The two ladies called the police. The police never came. They never looked for the guy who hit me. They were at the hospital when I arrived, but I knew people who sat outside on the street waiting for the police to come to survey where I had been hit. They waited and waited figuring if nothing else, then they would at least come to check on me. But they never came.

Sometimes cops are our heroes. Not that night. That night I was a resident of the Lower Bottom of Oakland. The scum of the scum. That night I was from the inner-city. That night I was poor. That night I was on the other side of the tracks. The side that didn’t deserve protection. The side that didn’t deserve attention. The side that deserved it when it turned on itself.

Five days later I was walking to church. I passed the corner where I had been hit and stopped to look at my blood still stained on the pavement. I felt sadness for the young man who needed his next blast of crack so bad he had to do whatever it took to get the cash to get it. He hadn’t killed me that night because he was already so far gone on drugs that he couldn’t think straight. At least that’s what I thought.

I walked another half a block when I heard a voice.

“Hey! You that guy who got hit a few nights ago?”

I turned to see a middle-aged Hispanic man with a mustache sitting on his stairs. He rose and approached me.

“Uh, yeah. Who are you?”

“I was here that night. Do you realize you had four guys following you?” (I thought it had only been three.)

“No.”

“Yeah, man. I was out here with my friend when I saw you walk by. You didn’t see me. Then I saw those four guys walk by. I turned to my friend and said, ‘That boy’s about to get it.’ So, I stood up and started yelling, ‘Hey, you mother fuckers!’ and they had all this attention on them cause they knew people were looking so they all got nervous. Well, I looked over and saw one of them had gotten a ways ahead to you. I saw him hit you, so I ran inside to get my gun. I was going to shoot him, see? But, by the time I got back outside they were all gone and the lady down the street had already taken you in. I called the police and waited for them so I could tell them what happened and who to look for, but they never came. I waited for over an hour and they never came.”

I didn’t know what to say. I can’t remember what I did say. Probably a cheap and mumbled version of, “Thank you.” Maybe I just stared at him hoping my eyes would say what my mouth couldn’t.

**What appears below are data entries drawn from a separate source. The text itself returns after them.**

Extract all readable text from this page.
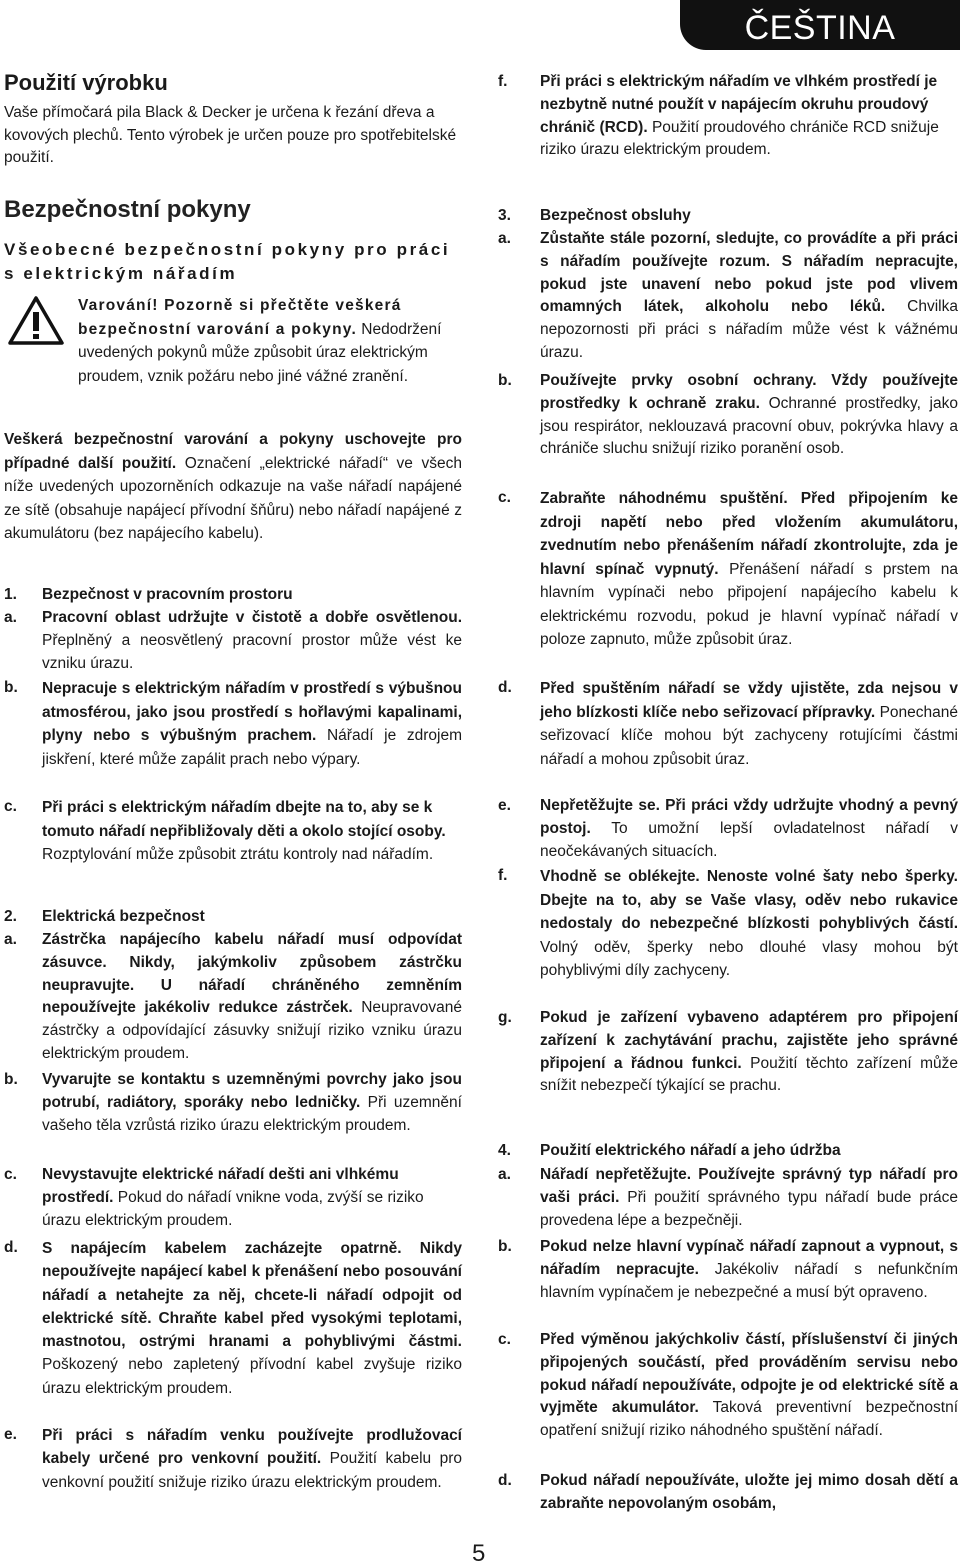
ČEŠTINA
Použití výrobku

Vaše přímočará pila Black & Decker je určena k řezání dřeva a kovových plechů. Tento výrobek je určen pouze pro spotřebitelské použití.

Bezpečnostní pokyny
Všeobecné bezpečnostní pokyny pro práci s elektrickým nářadím

Varování! Pozorně si přečtěte veškerá bezpečnostní varování a pokyny. Nedodržení uvedených pokynů může způsobit úraz elektrickým proudem, vznik požáru nebo jiné vážné zranění.

Veškerá bezpečnostní varování a pokyny uschovejte pro případné další použití. Označení „elektrické nářadí“ ve všech níže uvedených upozorněních odkazuje na vaše nářadí napájené ze sítě (obsahuje napájecí přívodní šňůru) nebo nářadí napájené z akumulátoru (bez napájecího kabelu).

1. Bezpečnost v pracovním prostoru
a. Pracovní oblast udržujte v čistotě a dobře osvětlenou. Přeplněný a neosvětlený pracovní prostor může vést ke vzniku úrazu.

b. Nepracuje s elektrickým nářadím v prostředí s výbušnou atmosférou, jako jsou prostředí s hořlavými kapalinami, plyny nebo s výbušným prachem. Nářadí je zdrojem jiskření, které může zapálit prach nebo výpary.

c. Při práci s elektrickým nářadím dbejte na to, aby se k tomuto nářadí nepřibližovaly děti a okolo stojící osoby. Rozptylování může způsobit ztrátu kontroly nad nářadím.

2. Elektrická bezpečnost
a. Zástrčka napájecího kabelu nářadí musí odpovídat zásuvce. Nikdy, jakýmkoliv způsobem zástrčku neupravujte. U nářadí chráněného zemněním nepoužívejte jakékoliv redukce zástrček. Neupravované zástrčky a odpovídající zásuvky snižují riziko vzniku úrazu elektrickým proudem.

b. Vyvarujte se kontaktu s uzemněnými povrchy jako jsou potrubí, radiátory, sporáky nebo ledničky. Při uzemnění vašeho těla vzrůstá riziko úrazu elektrickým proudem.

c. Nevystavujte elektrické nářadí dešti ani vlhkému prostředí. Pokud do nářadí vnikne voda, zvýší se riziko úrazu elektrickým proudem.

d. S napájecím kabelem zacházejte opatrně. Nikdy nepoužívejte napájecí kabel k přenášení nebo posouvání nářadí a netahejte za něj, chcete-li nářadí odpojit od elektrické sítě. Chraňte kabel před vysokými teplotami, mastnotou, ostrými hranami a pohyblivými částmi. Poškozený nebo zapletený přívodní kabel zvyšuje riziko úrazu elektrickým proudem.

e. Při práci s nářadím venku používejte prodlužovací kabely určené pro venkovní použití. Použití kabelu pro venkovní použití snižuje riziko úrazu elektrickým proudem.

f. Při práci s elektrickým nářadím ve vlhkém prostředí je nezbytně nutné použít v napájecím okruhu proudový chránič (RCD). Použití proudového chrániče RCD snižuje riziko úrazu elektrickým proudem.

3. Bezpečnost obsluhy
a. Zůstaňte stále pozorní, sledujte, co provádíte a při práci s nářadím používejte rozum. S nářadím nepracujte, pokud jste unavení nebo pokud jste pod vlivem omamných látek, alkoholu nebo léků. Chvilka nepozornosti při práci s nářadím může vést k vážnému úrazu.

b. Používejte prvky osobní ochrany. Vždy používejte prostředky k ochraně zraku. Ochranné prostředky, jako jsou respirátor, neklouzavá pracovní obuv, pokrývka hlavy a chrániče sluchu snižují riziko poranění osob.

c. Zabraňte náhodnému spuštění. Před připojením ke zdroji napětí nebo před vložením akumulátoru, zvednutím nebo přenášením nářadí zkontrolujte, zda je hlavní spínač vypnutý. Přenášení nářadí s prstem na hlavním vypínači nebo připojení napájecího kabelu k elektrickému rozvodu, pokud je hlavní vypínač nářadí v poloze zapnuto, může způsobit úraz.

d. Před spuštěním nářadí se vždy ujistěte, zda nejsou v jeho blízkosti klíče nebo seřizovací přípravky. Ponechané seřizovací klíče mohou být zachyceny rotujícími částmi nářadí a mohou způsobit úraz.

e. Nepřetěžujte se. Při práci vždy udržujte vhodný a pevný postoj. To umožní lepší ovladatelnost nářadí v neočekávaných situacích.

f. Vhodně se oblékejte. Nenoste volné šaty nebo šperky. Dbejte na to, aby se Vaše vlasy, oděv nebo rukavice nedostaly do nebezpečné blízkosti pohyblivých částí. Volný oděv, šperky nebo dlouhé vlasy mohou být pohyblivými díly zachyceny.

g. Pokud je zařízení vybaveno adaptérem pro připojení zařízení k zachytávání prachu, zajistěte jeho správné připojení a řádnou funkci. Použití těchto zařízení může snížit nebezpečí týkající se prachu.

4. Použití elektrického nářadí a jeho údržba
a. Nářadí nepřetěžujte. Používejte správný typ nářadí pro vaši práci. Při použití správného typu nářadí bude práce provedena lépe a bezpečněji.

b. Pokud nelze hlavní vypínač nářadí zapnout a vypnout, s nářadím nepracujte. Jakékoliv nářadí s nefunkčním hlavním vypínačem je nebezpečné a musí být opraveno.

c. Před výměnou jakýchkoliv částí, příslušenství či jiných připojených součástí, před prováděním servisu nebo pokud nářadí nepoužíváte, odpojte je od elektrické sítě a vyjměte akumulátor. Taková preventivní bezpečnostní opatření snižují riziko náhodného spuštění nářadí.

d. Pokud nářadí nepoužíváte, uložte jej mimo dosah dětí a zabraňte nepovolaným osobám,

5
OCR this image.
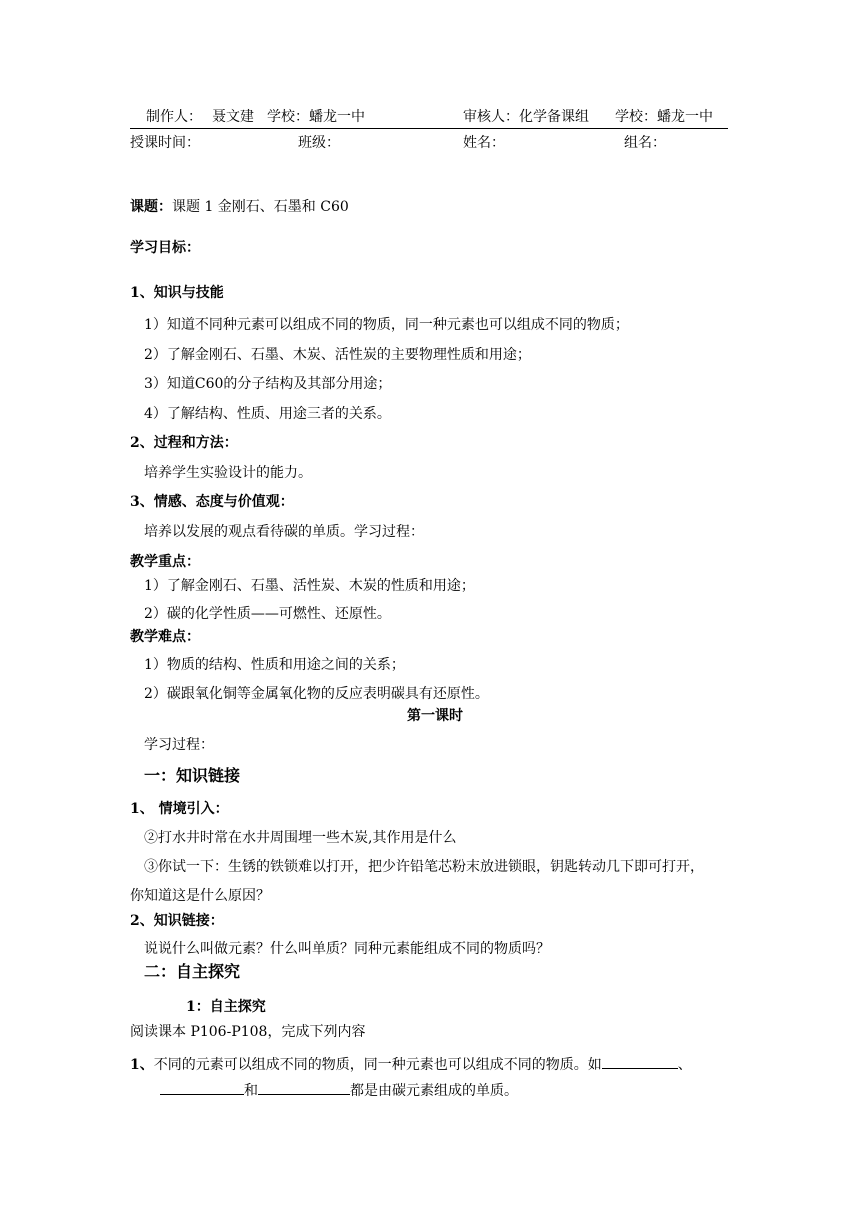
制作人： 聂文建 学校：蟠龙一中	审核人：化学备课组 学校：蟠龙一中
授课时间：	班级：	姓名：	组名：
课题：课题 1 金刚石、石墨和 C60
学习目标：
1、知识与技能
1）知道不同种元素可以组成不同的物质，同一种元素也可以组成不同的物质；
2）了解金刚石、石墨、木炭、活性炭的主要物理性质和用途；
3）知道C60的分子结构及其部分用途；
4）了解结构、性质、用途三者的关系。
2、过程和方法：
培养学生实验设计的能力。
3、情感、态度与价值观：
培养以发展的观点看待碳的单质。学习过程：
教学重点：
1）了解金刚石、石墨、活性炭、木炭的性质和用途；
2）碳的化学性质——可燃性、还原性。
教学难点：
1）物质的结构、性质和用途之间的关系；
2）碳跟氧化铜等金属氧化物的反应表明碳具有还原性。
第一课时
学习过程：
一：知识链接
1、 情境引入：
②打水井时常在水井周围埋一些木炭,其作用是什么
③你试一下：生锈的铁锁难以打开，把少许铅笔芯粉末放进锁眼，钥匙转动几下即可打开，
你知道这是什么原因？
2、知识链接：
说说什么叫做元素？什么叫单质？同种元素能组成不同的物质吗？
二：自主探究
1：自主探究
阅读课本 P106-P108，完成下列内容
1、不同的元素可以组成不同的物质，同一种元素也可以组成不同的物质。如	、
和	都是由碳元素组成的单质。
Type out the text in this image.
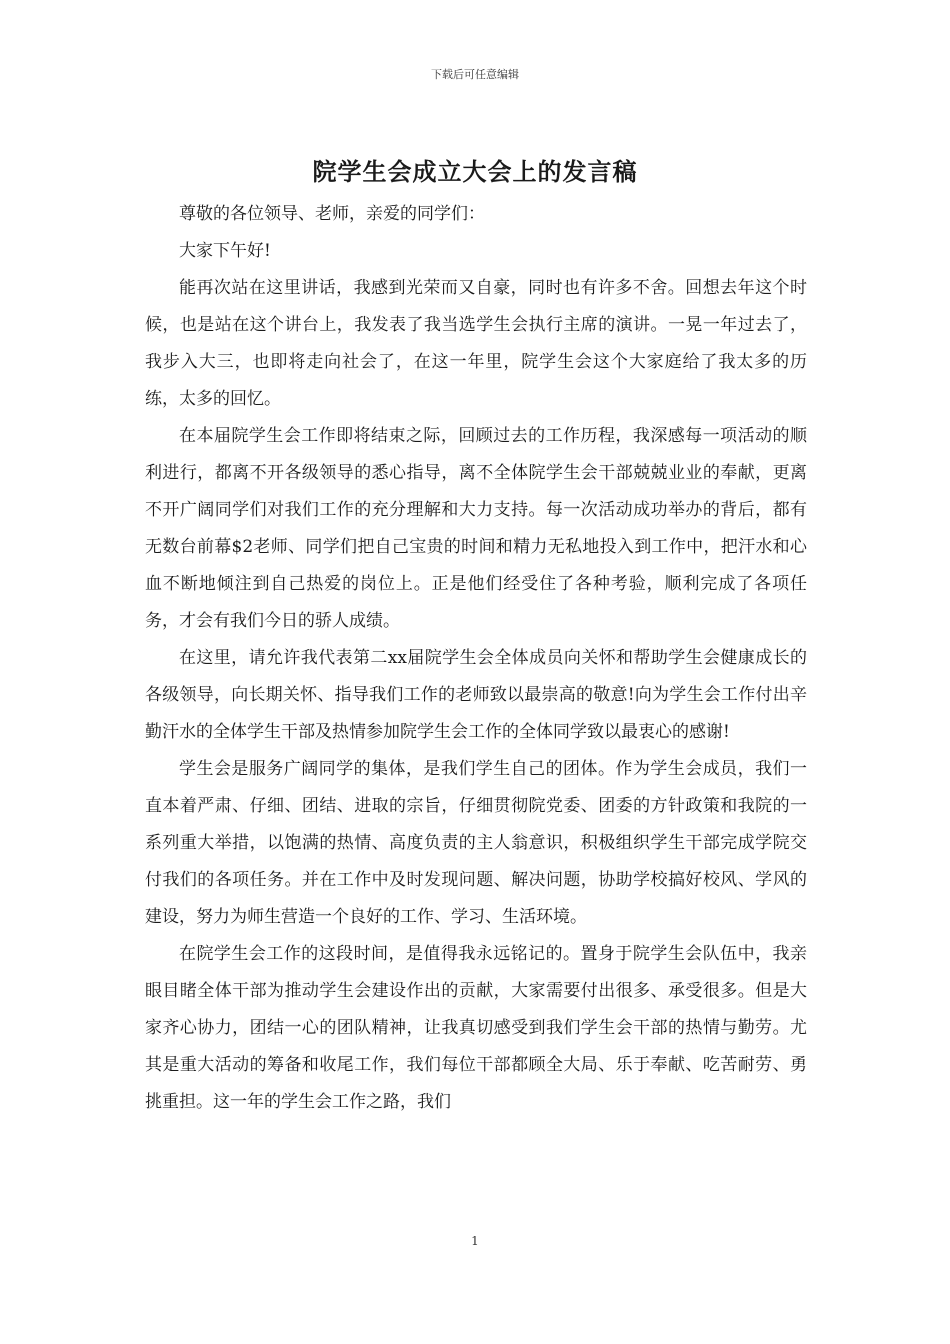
下载后可任意编辑
院学生会成立大会上的发言稿

尊敬的各位领导、老师，亲爱的同学们：

大家下午好!

能再次站在这里讲话，我感到光荣而又自豪，同时也有许多不舍。回想去年这个时候，也是站在这个讲台上，我发表了我当选学生会执行主席的演讲。一晃一年过去了，我步入大三，也即将走向社会了，在这一年里，院学生会这个大家庭给了我太多的历练，太多的回忆。

在本届院学生会工作即将结束之际，回顾过去的工作历程，我深感每一项活动的顺利进行，都离不开各级领导的悉心指导，离不全体院学生会干部兢兢业业的奉献，更离不开广阔同学们对我们工作的充分理解和大力支持。每一次活动成功举办的背后，都有无数台前幕$2老师、同学们把自己宝贵的时间和精力无私地投入到工作中，把汗水和心血不断地倾注到自己热爱的岗位上。正是他们经受住了各种考验，顺利完成了各项任务，才会有我们今日的骄人成绩。

在这里，请允许我代表第二xx届院学生会全体成员向关怀和帮助学生会健康成长的各级领导，向长期关怀、指导我们工作的老师致以最崇高的敬意!向为学生会工作付出辛勤汗水的全体学生干部及热情参加院学生会工作的全体同学致以最衷心的感谢!

学生会是服务广阔同学的集体，是我们学生自己的团体。作为学生会成员，我们一直本着严肃、仔细、团结、进取的宗旨，仔细贯彻院党委、团委的方针政策和我院的一系列重大举措，以饱满的热情、高度负责的主人翁意识，积极组织学生干部完成学院交付我们的各项任务。并在工作中及时发现问题、解决问题，协助学校搞好校风、学风的建设，努力为师生营造一个良好的工作、学习、生活环境。

在院学生会工作的这段时间，是值得我永远铭记的。置身于院学生会队伍中，我亲眼目睹全体干部为推动学生会建设作出的贡献，大家需要付出很多、承受很多。但是大家齐心协力，团结一心的团队精神，让我真切感受到我们学生会干部的热情与勤劳。尤其是重大活动的筹备和收尾工作，我们每位干部都顾全大局、乐于奉献、吃苦耐劳、勇挑重担。这一年的学生会工作之路，我们

1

The bottom line: he saved my life. Without question, if all four of those men had caught me, and all four had already had their hands on some crack that night (which they almost definitely had), they would have killed me. They would have killed me. This man saved my life. God spared my life. How do I respond to something like this? I remember God’s mercy and try to live a life that reflects that gratefulness. I thank God for the stranger who cared enough to stop those men that night. Who cared enough to get involved in someone else’s business. Who valued the life a white boy who stuck out like a sore thumb enough to risk his own life.

I named the piano piece, “If Only I Could See A Little Further Ahead.”